İlk Derece Mahkemesince, iddia, savunma, bilirkişi raporu ve tüm dosya kapsamına göre, davacı tarafın 2016/20120 başvuru sayılı markasının yayınına itiraz eden davalı firmanın ticaret sicil kaydına göre, 17/09/2010 tarihinde BD Proje Mühendislik ve İnşaat Limited Şirketi unvanıyla Dost İnşaat ve Proje Yönetimi A.Ş. ve Betatek İnşaat Tesisat ve Ticaret Limited Şirketi tarafından kurulmuş bir şirket olduğu, şirketin 27.02.2013 tarihinden itibaren, %50 hissesinin Dost İnşaat ve Proje Yönetimi A.Ş.’ye ve %50 hissesinin ise Tuncay Selçuk isimli gerçek kişiye ait olacak şekilde iki ortaklı bir şirket olduğu, 04.11.2015 tarihinde hissedarlardan Tuncay Selçuk nezdinde bulunan şirket hisselerinin de Dost İnşaat’a devredildiği ve şirketin tamamının Dost İnşaat iştiraki haline geldiği, yayına itiraz sahibi şirketin sahibi durumundaki Dost İnşaat’ın ise 1993 yılında kurulduğu, yayına itiraz sahibi Rua Danışmanlık’ın her türlü inşaat, restorasyon, dekorasyon, mimarlık ve çeşitli alt yapı, üst yapı inşaat hizmetleri alanında danışmanlık yapmak üzere kurulduğu ve bu alanda faaliyet göstermekte olduğu, dava konusu başvuru markası sahibi …’un Dost İnşaat Firması’nın eski ortaklarından biri olduğu, 2015 ve 2016 yıllarında şirketin yönetim kurulu tarafından alınan kararlar kapsamında hissesini Dost İnşaat’ın yönetim kurulu başkanına devrettiği, bu hususlar birlikte değerlendirildiğinde davacı şahsın marka başvuru tarihinden önce yayına itiraz eden Rua Danışmanlık Şirketinin varlığından haberdar olduğu, diğer yönden başvuru kapsamında olup yayına çıkarılan hizmetler ile Rua Danışmanlık firmasının kapsamındaki hizmetlerin birbiriyle bağlantılı ilişkili hizmetler olması nedeniyle davalı firma açısından yayına itiraz edilerek 556 sayılı KHK’nın 8/5 maddesi yönünden Rua asli unsurlu ticaret unvanına dayalı sınai mülkiyet hak iddiası nedeniyle davacının marka başvurusuna engel olunabileceği, diğer yönden davacı şahsın daha önceden ortak olduğu ve sonradan hisselerini devrettiği bir şirketin adını taşıyan ve asli unsurunu oluşturan Rua isimli bir marka başvurusunda bulunması kendisinden beklenen basiretli bir tacirin seçenek özgürlüğünü kullanmayarak tesadüfü olmayacak şekilde aynı adlı (Rua) bir marka başvurusu yapmasının 556 sayılı KHK 35. ve MK. 2. maddesi kapsamında iyi niyet göstergesi olamayacağı gerekçesi ile davanın reddine karar verilmiştir.
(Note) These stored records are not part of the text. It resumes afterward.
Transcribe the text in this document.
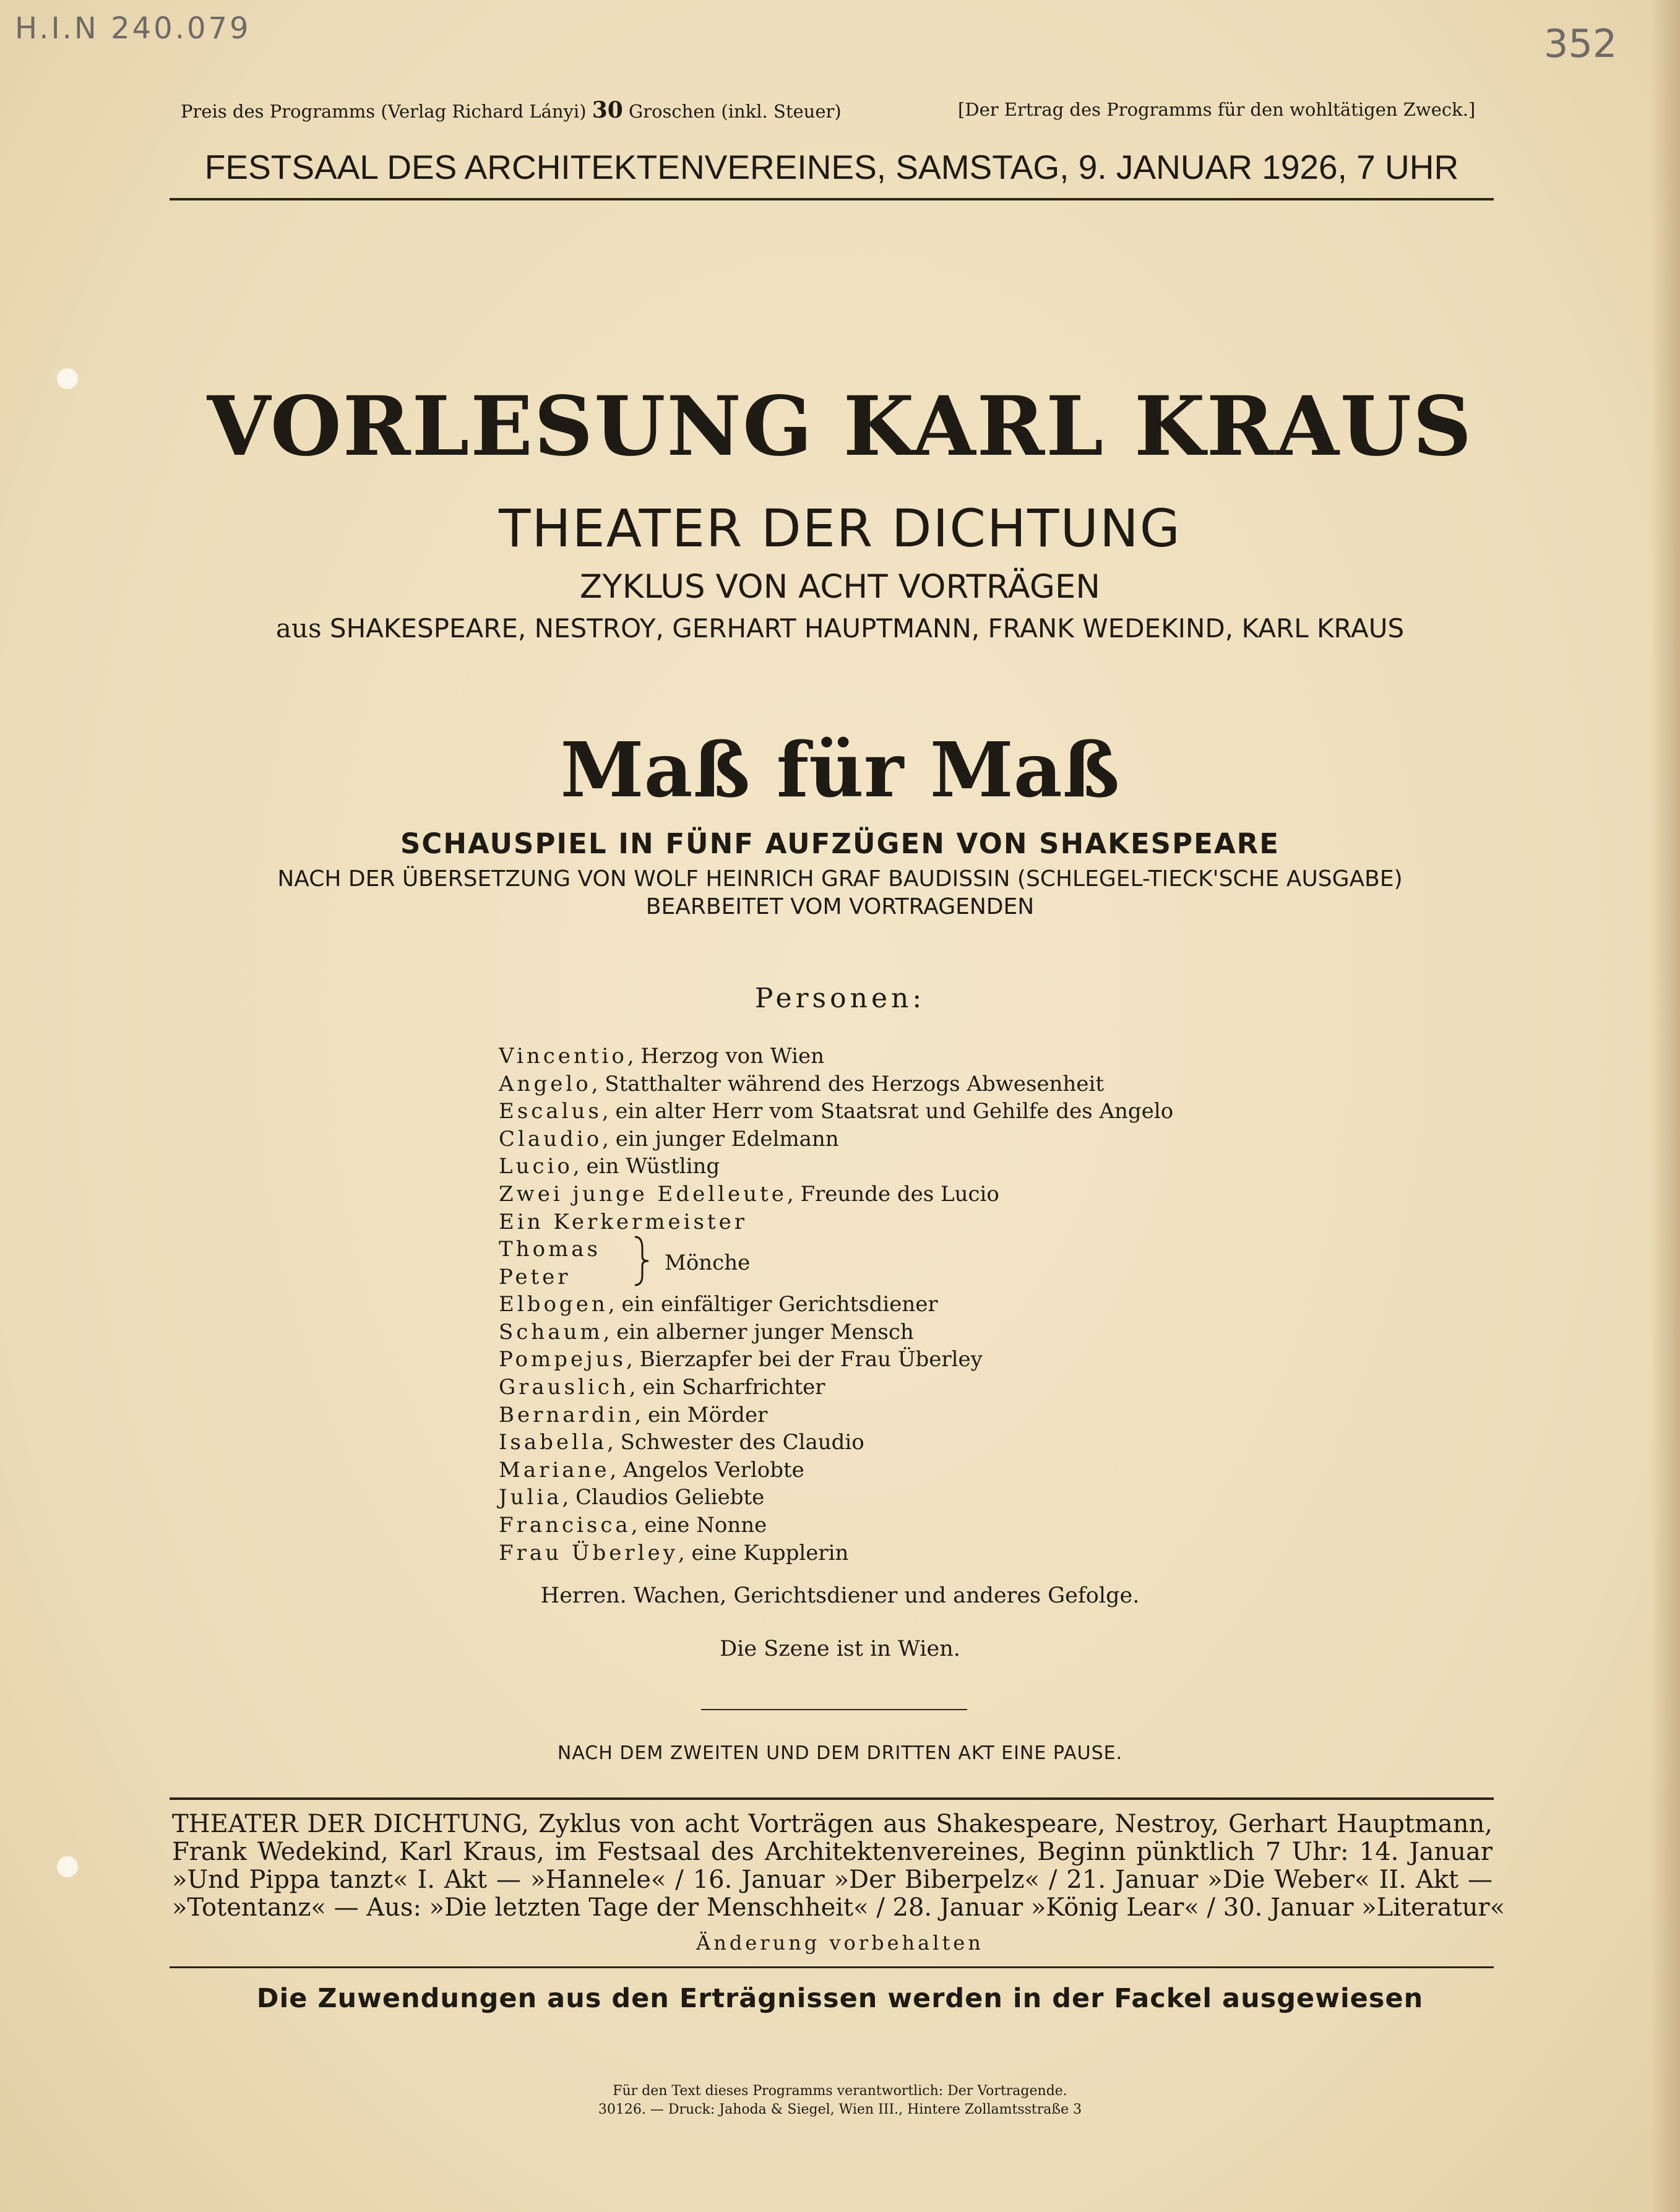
H.I.N 240.079	352
Preis des Programms (Verlag Richard Lányi) 30 Groschen (inkl. Steuer)	[Der Ertrag des Programms für den wohltätigen Zweck.]
FESTSAAL DES ARCHITEKTENVEREINES, SAMSTAG, 9. JANUAR 1926, 7 UHR
VORLESUNG KARL KRAUS
THEATER DER DICHTUNG
ZYKLUS VON ACHT VORTRÄGEN
aus SHAKESPEARE, NESTROY, GERHART HAUPTMANN, FRANK WEDEKIND, KARL KRAUS
Maß für Maß
SCHAUSPIEL IN FÜNF AUFZÜGEN VON SHAKESPEARE
NACH DER ÜBERSETZUNG VON WOLF HEINRICH GRAF BAUDISSIN (SCHLEGEL-TIECK'SCHE AUSGABE)
BEARBEITET VOM VORTRAGENDEN
Personen:
Vincentio, Herzog von Wien
Angelo, Statthalter während des Herzogs Abwesenheit
Escalus, ein alter Herr vom Staatsrat und Gehilfe des Angelo
Claudio, ein junger Edelmann
Lucio, ein Wüstling
Zwei junge Edelleute, Freunde des Lucio
Ein Kerkermeister
Thomas
Peter
Mönche
Elbogen, ein einfältiger Gerichtsdiener
Schaum, ein alberner junger Mensch
Pompejus, Bierzapfer bei der Frau Überley
Grauslich, ein Scharfrichter
Bernardin, ein Mörder
Isabella, Schwester des Claudio
Mariane, Angelos Verlobte
Julia, Claudios Geliebte
Francisca, eine Nonne
Frau Überley, eine Kupplerin
Herren. Wachen, Gerichtsdiener und anderes Gefolge.
Die Szene ist in Wien.
NACH DEM ZWEITEN UND DEM DRITTEN AKT EINE PAUSE.
THEATER DER DICHTUNG, Zyklus von acht Vorträgen aus Shakespeare, Nestroy, Gerhart Hauptmann,
Frank Wedekind, Karl Kraus, im Festsaal des Architektenvereines, Beginn pünktlich 7 Uhr: 14. Januar
»Und Pippa tanzt« I. Akt — »Hannele« / 16. Januar »Der Biberpelz« / 21. Januar »Die Weber« II. Akt —
»Totentanz« — Aus: »Die letzten Tage der Menschheit« / 28. Januar »König Lear« / 30. Januar »Literatur«
Änderung vorbehalten
Die Zuwendungen aus den Erträgnissen werden in der Fackel ausgewiesen
Für den Text dieses Programms verantwortlich: Der Vortragende.
30126. — Druck: Jahoda & Siegel, Wien III., Hintere Zollamtsstraße 3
Karara karşı davacı vekilince istinaf kanun yoluna başvurulmuştur.
İstinaf mahkemesince yapılan yargılama sonucunda, davacı vekilinin istinaf başvurusunun esastan reddine karar verilmiştir.
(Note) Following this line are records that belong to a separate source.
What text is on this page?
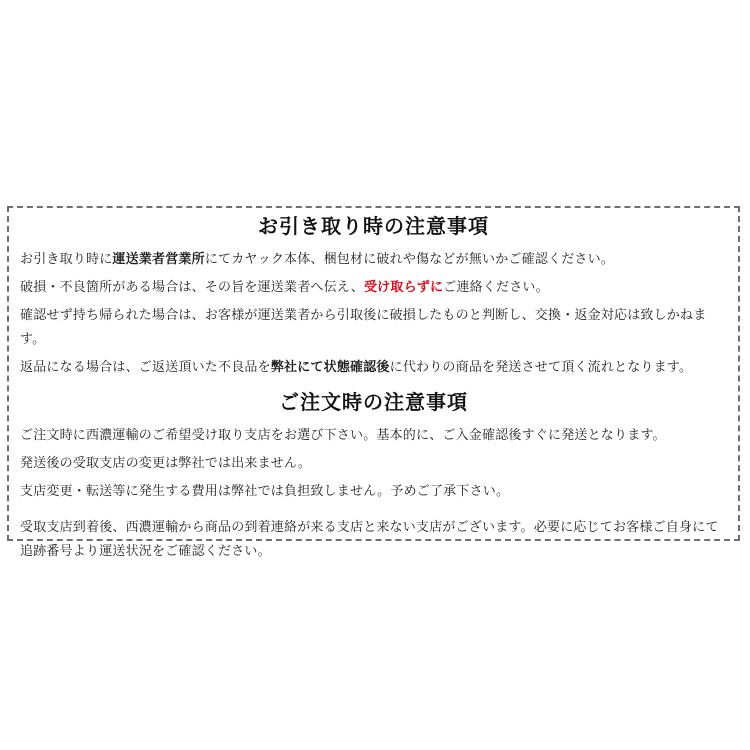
お引き取り時の注意事項

お引き取り時に運送業者営業所にてカヤック本体、梱包材に破れや傷などが無いかご確認ください。

破損・不良箇所がある場合は、その旨を運送業者へ伝え、受け取らずにご連絡ください。

確認せず持ち帰られた場合は、お客様が運送業者から引取後に破損したものと判断し、交換・返金対応は致しかねます。

返品になる場合は、ご返送頂いた不良品を弊社にて状態確認後に代わりの商品を発送させて頂く流れとなります。

ご注文時の注意事項

ご注文時に西濃運輸のご希望受け取り支店をお選び下さい。基本的に、ご入金確認後すぐに発送となります。

発送後の受取支店の変更は弊社では出来ません。

支店変更・転送等に発生する費用は弊社では負担致しません。予めご了承下さい。

受取支店到着後、西濃運輸から商品の到着連絡が来る支店と来ない支店がございます。必要に応じてお客様ご自身にて追跡番号より運送状況をご確認ください。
Kararı, davacı vekili temyiz etmiştir.
Yapılan yargılama ve saptanan somut uyuşmazlık bakımından uygulanması gereken hukuk kuralları gözetildiğinde İlk Derece Mahkemesince verilen kararda bir isabetsizlik olmadığının anlaşılmasına göre yapılan istinaf başvurusunun HMK’nın 353/b-1 maddesi uyarınca Bölge Adliye Mahkemesince esastan reddine ilişkin kararın usul ve yasaya uygun olduğu kanısına varıldığından Bölge Adliye Mahkemesi kararının onanmasına karar vermek gerekmiştir.
SONUÇ: Yukarda açıklanan nedenlerle, davacı vekilinin temyiz isteminin reddi ile Bölge Adliye Mahkemesince verilen kararın HMK’nın 370/1. maddesi uyarınca ONANMASINA, HMK’nın 372. maddesi uyarınca işlem yapılmak üzere dava dosyasının İlk Derece Mahkemesine, kararın bir örneğinin Bölge Adliye Mahkemesine gönderilmesine, aşağıda yazılı bakiye 21,40 TL temyiz ilam harcının temyiz eden davacıdan alınmasına, 20/09/2022 tarihinde kesin olarak oybirliğiyle karar verildi.